Just as well, then, that the hotel is very good at masking any shortcomings with sheer charm. As we head down for breakfast the following morning – fresh fruit and yoghurt for Mrs Smith, cheese-oozing croque monsieur for me – the adorable, velvet-clad concierge asks us if we’d like to book an hour or two in the private pool downstairs. ‘Oh, I’d love to,’ says Mrs Smith regretfully. ‘But I haven’t brought anything to wear.’ The concierge smiles. ‘But madame,’ she says conspiratorially, ‘the pool is private. You don’t need to wear anything.’

That’s not a suggestion you’d hear in many British hotels, but it fits perfectly with the slightly racy ambience of this Left Bank lovely. So – after a wonderful couple of hours spent wandering the lane-like streets of the Marais, browsing boutiques and indulging my new-found love of mid-morning coffee and cognac – we make our way back to the rue des Beaux Arts for our swim sans vetements.

From the cylindrical hotel atrium, which corkscrews up towards the Parisian sky, we descend a spiral staircase towards the basement hammam, passing mosaics of tiny gold tiles as we go. The pool itself is ridiculously beautiful. With its heavy velvet curtains, terracotta floors and rough-stone columns, it looks like the bathing pool from Spartacus – the one in which Laurence Olivier informs Tony Curtis that he’s going to be his ‘body slave’ – and its Roman feel seems an appropriate extension of all the opulence upstairs.

As we float in the deliciously warm water, Mrs Smith lying back on me as steam plays havoc with her shoulder-length hair, I realise we haven’t said a word to each other for the past five minutes.
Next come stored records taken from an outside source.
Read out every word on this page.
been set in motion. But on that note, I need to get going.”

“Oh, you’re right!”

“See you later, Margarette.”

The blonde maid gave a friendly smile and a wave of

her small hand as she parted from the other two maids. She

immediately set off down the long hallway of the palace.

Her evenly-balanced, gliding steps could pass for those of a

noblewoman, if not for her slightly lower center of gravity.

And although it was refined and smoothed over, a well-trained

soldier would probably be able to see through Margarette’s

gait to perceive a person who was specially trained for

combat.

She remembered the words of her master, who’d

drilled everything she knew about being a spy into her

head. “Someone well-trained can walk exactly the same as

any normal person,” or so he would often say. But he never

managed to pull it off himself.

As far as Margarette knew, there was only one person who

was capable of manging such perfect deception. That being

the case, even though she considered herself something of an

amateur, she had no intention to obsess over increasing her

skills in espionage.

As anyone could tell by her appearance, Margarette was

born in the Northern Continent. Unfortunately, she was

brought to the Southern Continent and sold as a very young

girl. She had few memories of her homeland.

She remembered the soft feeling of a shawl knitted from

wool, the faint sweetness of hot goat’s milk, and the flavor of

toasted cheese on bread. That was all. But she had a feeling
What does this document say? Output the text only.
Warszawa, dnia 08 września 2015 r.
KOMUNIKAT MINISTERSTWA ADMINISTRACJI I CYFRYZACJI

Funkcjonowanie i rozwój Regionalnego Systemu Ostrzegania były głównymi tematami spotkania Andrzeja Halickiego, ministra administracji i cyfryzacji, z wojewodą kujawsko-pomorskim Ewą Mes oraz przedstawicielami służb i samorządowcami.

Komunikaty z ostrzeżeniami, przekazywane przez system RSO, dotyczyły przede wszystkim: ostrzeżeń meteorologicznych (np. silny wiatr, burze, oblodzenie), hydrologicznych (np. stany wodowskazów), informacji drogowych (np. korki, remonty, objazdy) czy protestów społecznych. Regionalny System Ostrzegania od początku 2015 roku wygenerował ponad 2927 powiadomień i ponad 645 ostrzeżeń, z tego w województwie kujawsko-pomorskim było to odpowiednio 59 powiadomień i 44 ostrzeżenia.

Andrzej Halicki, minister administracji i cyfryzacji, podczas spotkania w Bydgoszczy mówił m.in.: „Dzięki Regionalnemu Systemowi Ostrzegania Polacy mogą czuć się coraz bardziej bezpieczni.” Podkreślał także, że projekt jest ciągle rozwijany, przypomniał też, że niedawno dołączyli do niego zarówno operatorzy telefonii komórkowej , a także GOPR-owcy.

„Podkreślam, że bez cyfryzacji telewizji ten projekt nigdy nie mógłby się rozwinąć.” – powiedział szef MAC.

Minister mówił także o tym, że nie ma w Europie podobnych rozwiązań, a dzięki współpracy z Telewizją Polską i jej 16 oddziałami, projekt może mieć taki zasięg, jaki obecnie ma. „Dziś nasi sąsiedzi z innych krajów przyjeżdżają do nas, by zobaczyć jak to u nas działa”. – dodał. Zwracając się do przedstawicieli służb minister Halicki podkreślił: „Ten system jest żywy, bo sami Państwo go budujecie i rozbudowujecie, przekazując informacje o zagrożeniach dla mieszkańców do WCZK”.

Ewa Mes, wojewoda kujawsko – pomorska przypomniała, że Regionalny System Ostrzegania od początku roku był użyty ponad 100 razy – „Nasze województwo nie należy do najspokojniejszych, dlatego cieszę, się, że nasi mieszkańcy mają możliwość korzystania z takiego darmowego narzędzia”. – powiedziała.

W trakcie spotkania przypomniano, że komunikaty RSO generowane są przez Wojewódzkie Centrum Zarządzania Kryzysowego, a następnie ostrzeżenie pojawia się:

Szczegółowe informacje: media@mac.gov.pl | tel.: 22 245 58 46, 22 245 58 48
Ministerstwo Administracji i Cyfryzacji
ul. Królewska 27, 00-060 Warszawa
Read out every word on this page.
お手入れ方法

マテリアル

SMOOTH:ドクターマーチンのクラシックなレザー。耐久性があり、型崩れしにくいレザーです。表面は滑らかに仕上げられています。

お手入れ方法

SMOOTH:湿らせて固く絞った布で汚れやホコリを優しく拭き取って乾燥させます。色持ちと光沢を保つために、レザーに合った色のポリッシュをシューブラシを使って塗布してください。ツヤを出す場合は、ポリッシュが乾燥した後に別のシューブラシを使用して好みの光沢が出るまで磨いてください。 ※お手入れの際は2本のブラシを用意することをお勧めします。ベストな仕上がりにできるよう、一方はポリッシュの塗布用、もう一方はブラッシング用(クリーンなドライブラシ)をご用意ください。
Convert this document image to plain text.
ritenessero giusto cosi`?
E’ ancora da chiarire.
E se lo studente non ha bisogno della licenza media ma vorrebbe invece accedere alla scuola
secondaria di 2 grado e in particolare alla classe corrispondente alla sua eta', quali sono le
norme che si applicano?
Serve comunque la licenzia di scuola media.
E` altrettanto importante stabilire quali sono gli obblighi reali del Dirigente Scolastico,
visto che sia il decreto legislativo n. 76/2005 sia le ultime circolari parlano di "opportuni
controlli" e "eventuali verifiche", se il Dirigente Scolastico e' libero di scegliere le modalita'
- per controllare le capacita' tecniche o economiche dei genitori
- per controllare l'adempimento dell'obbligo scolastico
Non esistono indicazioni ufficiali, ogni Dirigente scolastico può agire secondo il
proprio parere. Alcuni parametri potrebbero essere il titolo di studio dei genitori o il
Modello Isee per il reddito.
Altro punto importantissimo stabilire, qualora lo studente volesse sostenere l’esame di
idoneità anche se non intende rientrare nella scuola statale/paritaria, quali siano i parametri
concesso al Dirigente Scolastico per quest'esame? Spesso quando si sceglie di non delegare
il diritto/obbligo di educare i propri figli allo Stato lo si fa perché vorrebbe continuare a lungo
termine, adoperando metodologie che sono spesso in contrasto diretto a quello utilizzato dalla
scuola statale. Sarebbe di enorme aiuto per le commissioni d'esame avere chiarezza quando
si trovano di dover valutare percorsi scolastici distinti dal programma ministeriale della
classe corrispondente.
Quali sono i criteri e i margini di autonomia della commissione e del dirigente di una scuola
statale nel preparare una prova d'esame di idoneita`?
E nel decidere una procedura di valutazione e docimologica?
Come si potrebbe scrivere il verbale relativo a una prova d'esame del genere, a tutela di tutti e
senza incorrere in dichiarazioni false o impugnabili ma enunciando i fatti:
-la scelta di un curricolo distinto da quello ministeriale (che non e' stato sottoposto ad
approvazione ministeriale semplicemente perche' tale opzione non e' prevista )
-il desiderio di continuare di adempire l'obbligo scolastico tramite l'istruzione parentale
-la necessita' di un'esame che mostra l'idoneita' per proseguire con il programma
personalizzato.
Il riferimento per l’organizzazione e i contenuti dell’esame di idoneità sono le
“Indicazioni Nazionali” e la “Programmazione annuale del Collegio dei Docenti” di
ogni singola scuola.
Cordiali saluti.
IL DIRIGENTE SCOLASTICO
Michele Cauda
We are beyond relaxed, and seem to have moved to a state usually only experienced by Trappist monks and opium eaters. Everything about L’Hôtel, from the twinkles of gilt at every head-turn to the rich crimsons, purples and pinks in each room and, of course, the tranquil subterranean pool, is a blissful reminder of a glorious and more colourful age. Hang the expense. Anyone who lives within their means, as Oscar Wilde once said, suffers from a lack of imagination.

The Guestbook

Whenever you book a stay at a Smith Hotel with us, we’ll invite you to review it when you get back. Read what other Smith members had to say in L'Hôtel’s Guestbook below.

We loved

The staff who were not intrusive but very warm, welcoming and accommodating. Nothing was too much trouble. Le Restaurant was outstanding in every way. We also loved the tranquillity of the private terrace off the Oscar Wilde Suite. The local galleries, Les Deux Magots cafe, easy walk to the Louvre, Notre Dame etc.

Don’t expect

A large cooked English breakfast!


Stayed on 16 May 2017

We loved

The subterranean pool is something special and the barman made the best gin martini I have ever had in Paris.

Don’t expect

Large rooms! They are diddy but perfectly formed.


Stayed on 11 Feb 2017

We loved

The history - Oscar Wilde lived and indeed died there after leaving prison. The sumptuous rooms are arranged around a circular atrium. The fabulous bar decked out in opulent velvet, where we enjoyed great cocktails on Mr & Mrs Smith! The hammam steam room and pool which can be booked at reception for private use.

Don’t expect

Modern rooms. To bring the kids


Stayed on 2 Sep 2016

We loved

The old-world French opulence. Les Deux Margots is very close and top people watching spot

Don’t expect

A swanky brand new hotel!


Stayed on 28 Jul 2016

We loved

Great staff and quirky room. We were in the Chinese style, wonderful restaurant. Good position close to Louvre. For a gourmet experience we ate one night at the Le Meurice at the Alain Ducasse. Expensive but a wonderful experience

Don’t expect

A pristine hotel, shabby chic? On hindsight maybe a little expensive


Stayed on 14 Apr 2016

We loved

The owners and staff - so friendly and helpful. The food - incredible. The chef is a genius! The pool gardens - a beautiful haven of tranquility. The hotel buildings style - gorgeous, intriguing.

Don’t expect

To be able to resist its charms. It's a truly lovely place run by talented caring people.


Stayed on 8 Apr 2016

We loved

The uniqueness of the room and decor, the very comfy bed, the Hammam pool, very friendly staff, and quiet but convenient location.

Don’t expect

Anything resembling an American chain hotel – that's what's so wonderful about it!